En cierta oportunidad fui invitado, a una escuela en la zona sur, para dar una charla sobre un tema técnico que me habían solicitado. Había bastante gente y algunos pocos parecían interesados, el resto bostezaba con disimulo. Después de tantos años no me sorprendía. Lo que si me sorprendió fue que, al finalizar la charla, una mujer, del grupo de los interesados, me dijera que necesitaba hablar conmigo con urgencia. Me preguntó si iba para el centro y ofreció llevarme con su coche, le expliqué que yo había ido con el mío y me dijo que entonces dejaba el suyo y venía conmigo. Me llamó la atención tanto interés pero no hice comentarios. Durante el trayecto de regreso me pidió que le diera más detalles sobre el tema de mi charla, le expliqué que mucho más no podía agregar y pareció decepcionada. Luego me hizo infinidad de preguntas, siempre referidas a la tecnología cerámica, y noté que parecía muy ansiosa. Ya habíamos cruzado el Riachuelo y estábamos cerca del Parque Lezama. En ese momento el tema de conversación era pastas de bajo coeficiente de dilatación para fuego directo.
Un poco antes de llegar a Plaza de Mayo la mujer, que era bastante atractiva y usaba polleras muy cortas para su edad, se fue acercando cada vez más, me envolvía su perfume y sentía su aliento tibio, en mi oreja derecha, cuando me preguntaba por esmaltes para vajilla libres de plomo. Ya me estaba poniendo un poco nervioso y no se me ocurrió otra cosa que poner mi mano derecha sobre su rodilla (izquierda).
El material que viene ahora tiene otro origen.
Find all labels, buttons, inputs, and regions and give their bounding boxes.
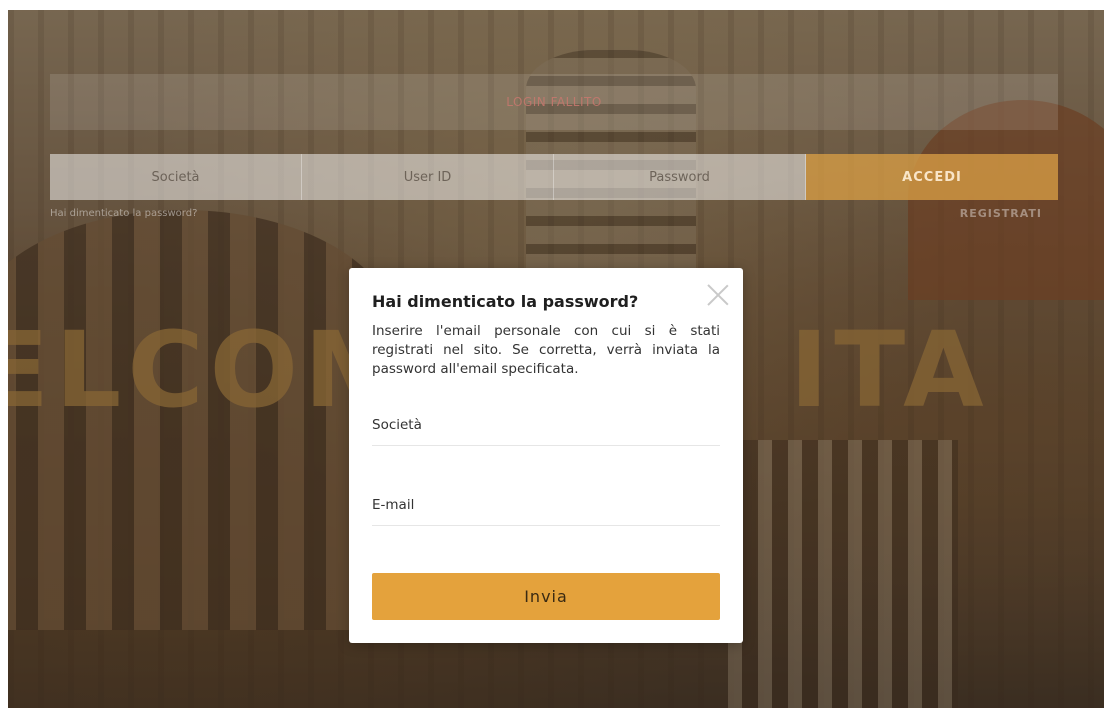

Ella a su vez puso su mano sobre la mía y apretando suavemente me pidió que no pensara mal de ella explicándome que cuando oía hablar sobre tecnología cerámica se excitaba mucho sin poder evitarlo. Haciéndome el distraído conduje hasta los bosques de Palermo y no hubo ninguna objeción. Cuando me detuve, junto al lago del Rosedal, me comentó que había estado casada con un veterano profesor de la Escuela Nacional de Cerámica, hombre de modales catedráticos, que la había enamorado con sus amplios conocimientos. Vivieron años felices hasta que el viejo profesor contrajo afonía crónica y casi no podía hablar. Terminaron separándose. También me dijo que el tema que más la excitaba era cálculo Seger y me pidió que le explicara todo lo que yo supiera sobre el mismo. Nunca me gustó el cálculo Seger así como a usted puede no gustarle la filosofía o las matemáticas. Intenté cambiar de tema pero insistió con firmeza. Apenas pude balbucear algunos silicatos de plomo y para distraerla me acerqué más pero me dijo, suplicante, que quería más Seger. No atiné a recordar ninguna composición interesante y decidí, por el momento, inventar alguna confiando que la dejaría conforme. Cuando lo hice me miró fastidiada y me pidió que no le mienta. Puse en juego toda mi creatividad y le recordé que Seger había sido el inventor de los conos pirométricos. Pareció gustarle el tema y cuando un auto nos iluminó de frente, fugazmente, pude ver sus ojos entrecerrados. De pronto se echó hacia atrás, desafiante, y me preguntó si recordaba a cuantos grados Farenhait doblaba el cono 021. Nervioso manoteé mi portafolios donde siempre llevaba un manual y tiré todos los papeles al piso. Sentí su respiración anhelante y noté que empezaba a enfurecerme. Me pregunté que hacía yo, ahí, en tan ridícula situación y me sentí el más estúpido de todos los ceramistas. Puse el auto en marcha y me dirigí hacia el centro sin decir palabra. Mientras conducía percibí su desconcierto aunque no hizo ningún comentario. Llegamos hasta Avenida Pueyrredón y luego tomé por Corrientes, paré frente a una importante librería, de esas que cierran muy tarde, le pedí que baje y le aconsejé que compre los tres tomos del diccionario de Fernández Chiti. Cerré de un portazo y me fui a dormir.